One third of all food is wasted worldwide as it moves from the production to consumption phase, amounting to global losses worth $940 billion annually.
There are roughly 800 million people around the world who are undernourished and 98 percent of them belong to developing countries, according to the UN Food and Agriculture Organization (FAO).
Conflicts, extreme climate and economic factors have all contributed to this figure but what's even more worrying for development organisations is the fact that a significant percentage of food grown for human consumption never makes it to their plates.
One third of all food, by weight, is wasted worldwide as it moves from the production to consumption phase, amounting to global economic losses worth $940 billion annually, FAO estimates.
But a new global standard, the Food Loss and Waste Accounting and Reporting Standard (FLW Standard), has now been devised to measure these huge losses on a micro level and channel more food and resources to regions which need them the most.
"There's simply no reason that so much food should be lost and wasted," says Andrew Steer, president of the World Resources Institute (WRI), which has led work on the standard.
"Now we have a powerful new tool that will help governments and businesses save money, protect resources, and ensure more people get the food they need."
The standard is the first set of international definitions and reporting requirements for businesses, governments and other organisations to measure and manage food loss and waste, with the aim of reducing it, its creators say.
The "Food Loss and Waste Accounting and Reporting Standard" has been developed jointly by WRI, FAO, Consumer Goods Forum, the United Nations Environment Programme (UNEP) and the World Business Council for Sustainable Development.
There's already some positive feedback trickling in.
Putting the 'standard' to test
Nestle has adopted a very hands-on approach in Pakistan, where it procures milk from over 100,000 farmers.
Refrigerated tanks in villages and a cooling system used during the transportation process are requirements that each farmer must make use of to ensure requirements are being met.
According to Pascal Gréverath, Nestle's vice president for environmental sustainability, wastage in its supply chain in Pakistan was found to be just 1.4 percent, using the FLW Standard, compared with a national average of more than 15 percent.
"Since we are in direct contact with many farmers, we have many opportunities to use (the standard) to better assess the possible options to further reduce loss and waste," Gréverath told reporters.
"This we do also together with local authorities, so there are ways we can promote the protocol."
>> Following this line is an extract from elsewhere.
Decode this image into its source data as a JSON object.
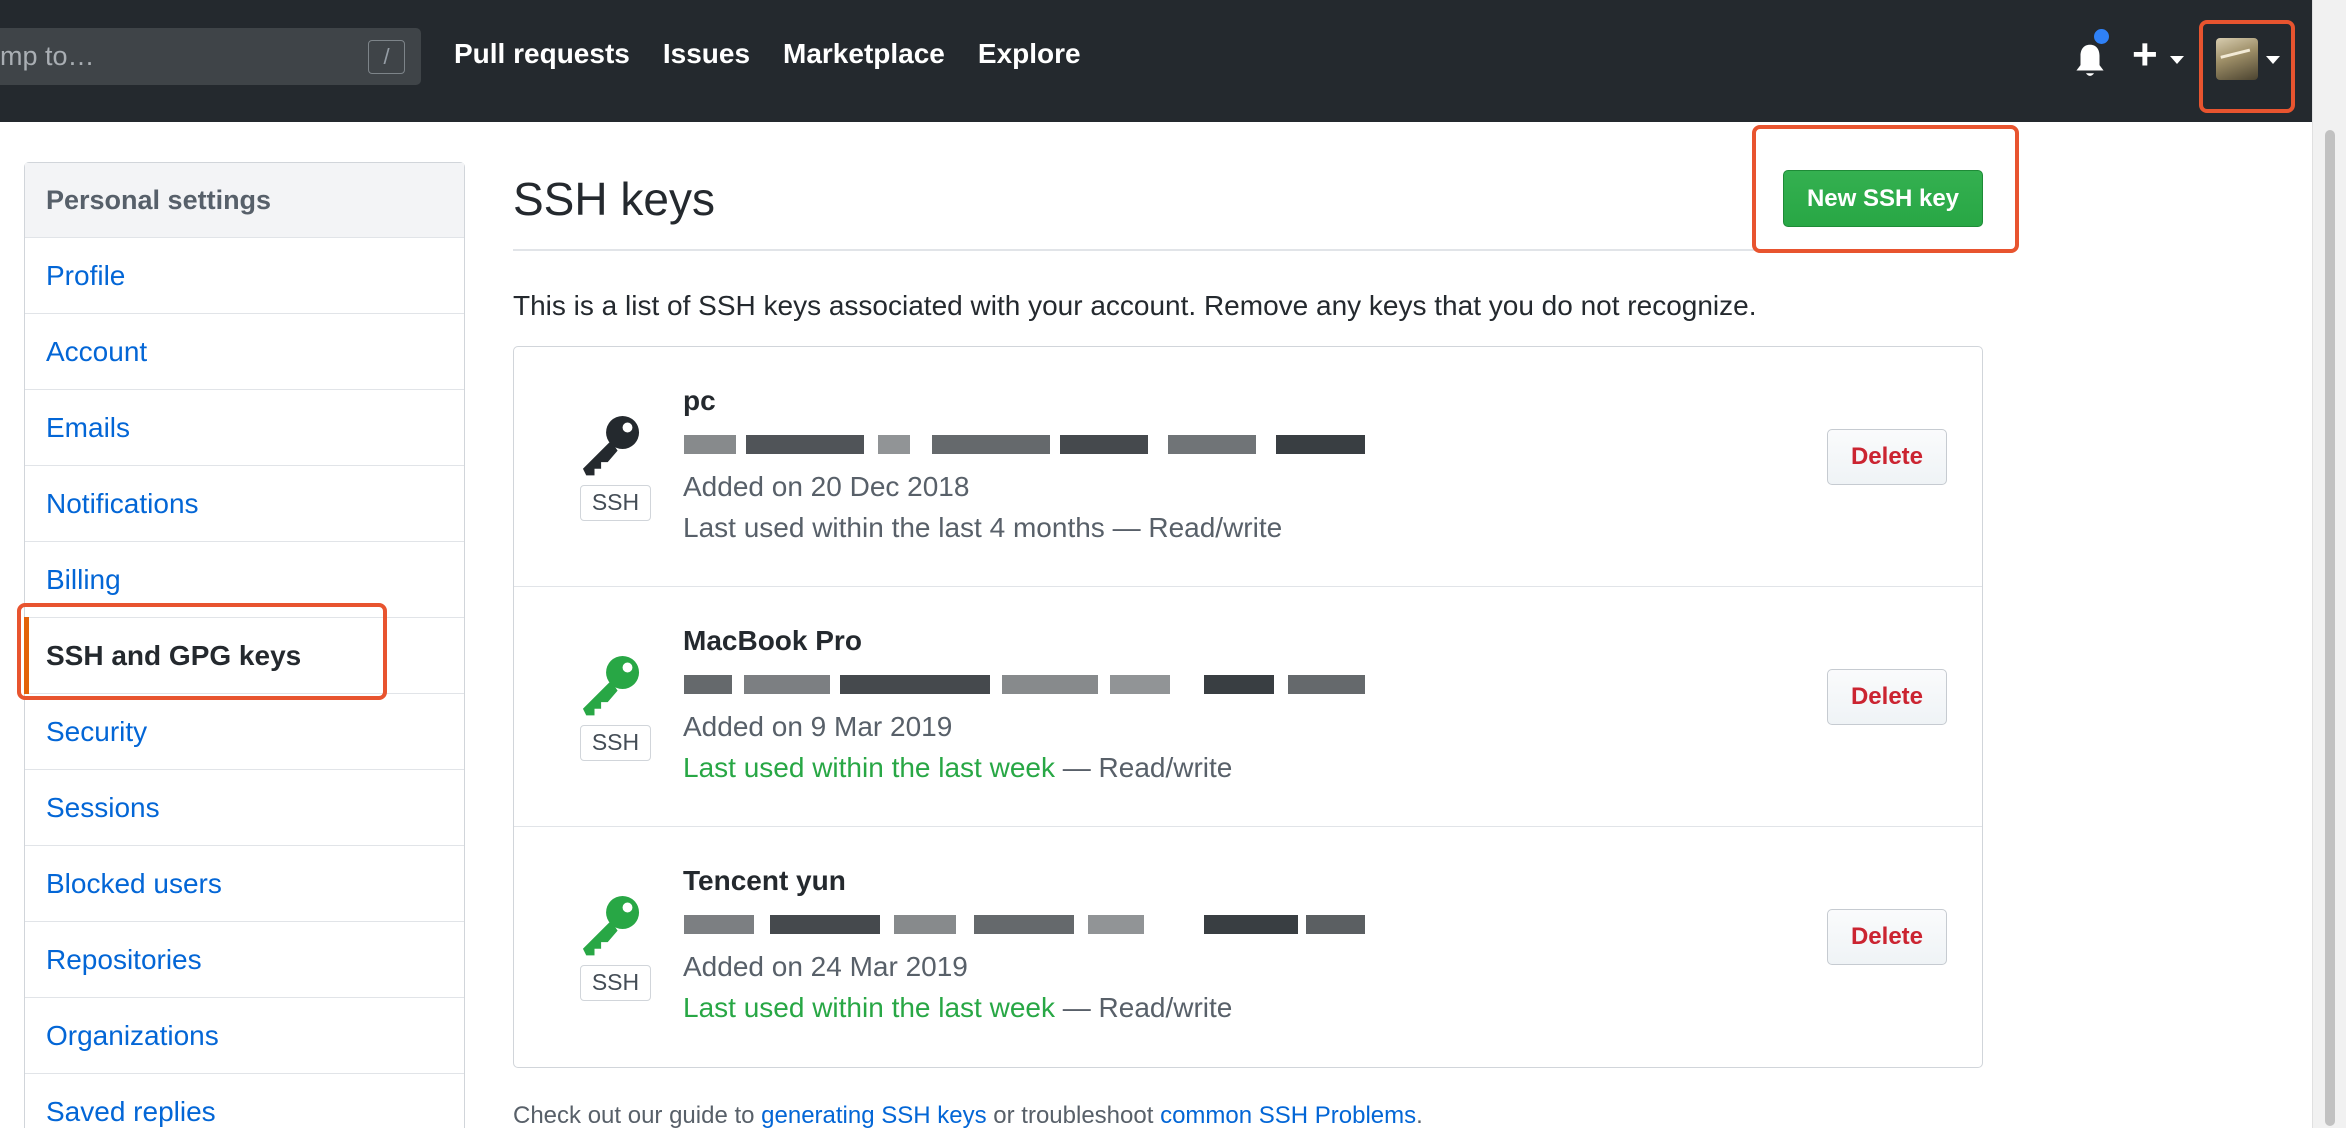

Robert van Otterdijk, an agro-industry officer with the FAO, said his agency would introduce the standard in its work in the developing world, and see how it could be implemented to produce better data on food loss and waste.
In low-income countries, food "loss" is the bigger problem, meaning food spoiled early in the value chain during harvest or in storage, transport and processing. But in richer nations, food "waste" thrown away by shops and consumers is worse.
The backers of the standard, launched at the Global Green Growth Forum in Copenhagen, hope governments will adopt it to measure progress under the new Sustainable Development Goals. Those call for food waste to be cut in half by 2030, and for food losses to be reduced by that date.
"The logic goes that there will be a convergence in thinking and reporting...as the complexities are eased out," said James Lomax, a food systems programme officer with UNEP.
Fast facts from FAO:
1.3 billion tonnes of food is lost or wasted annually.
Forty-five percent of this waste is made up of fruit and vegetables, 35 percent seafood, 30 percent cereals, 20 percent dairy products and 20 percent of meat.
Per capita food waste by consumers: Europe and North America - 95-115kg per year, sub-Saharan Africa and South/South-East Asia - 6-11kg.
The carbon footprint of wasted food is estimated at 3.3 gigatonnes and the production of wasted food also uses around 1.4 billion hectares of land – 28 percent of the world's agricultural area.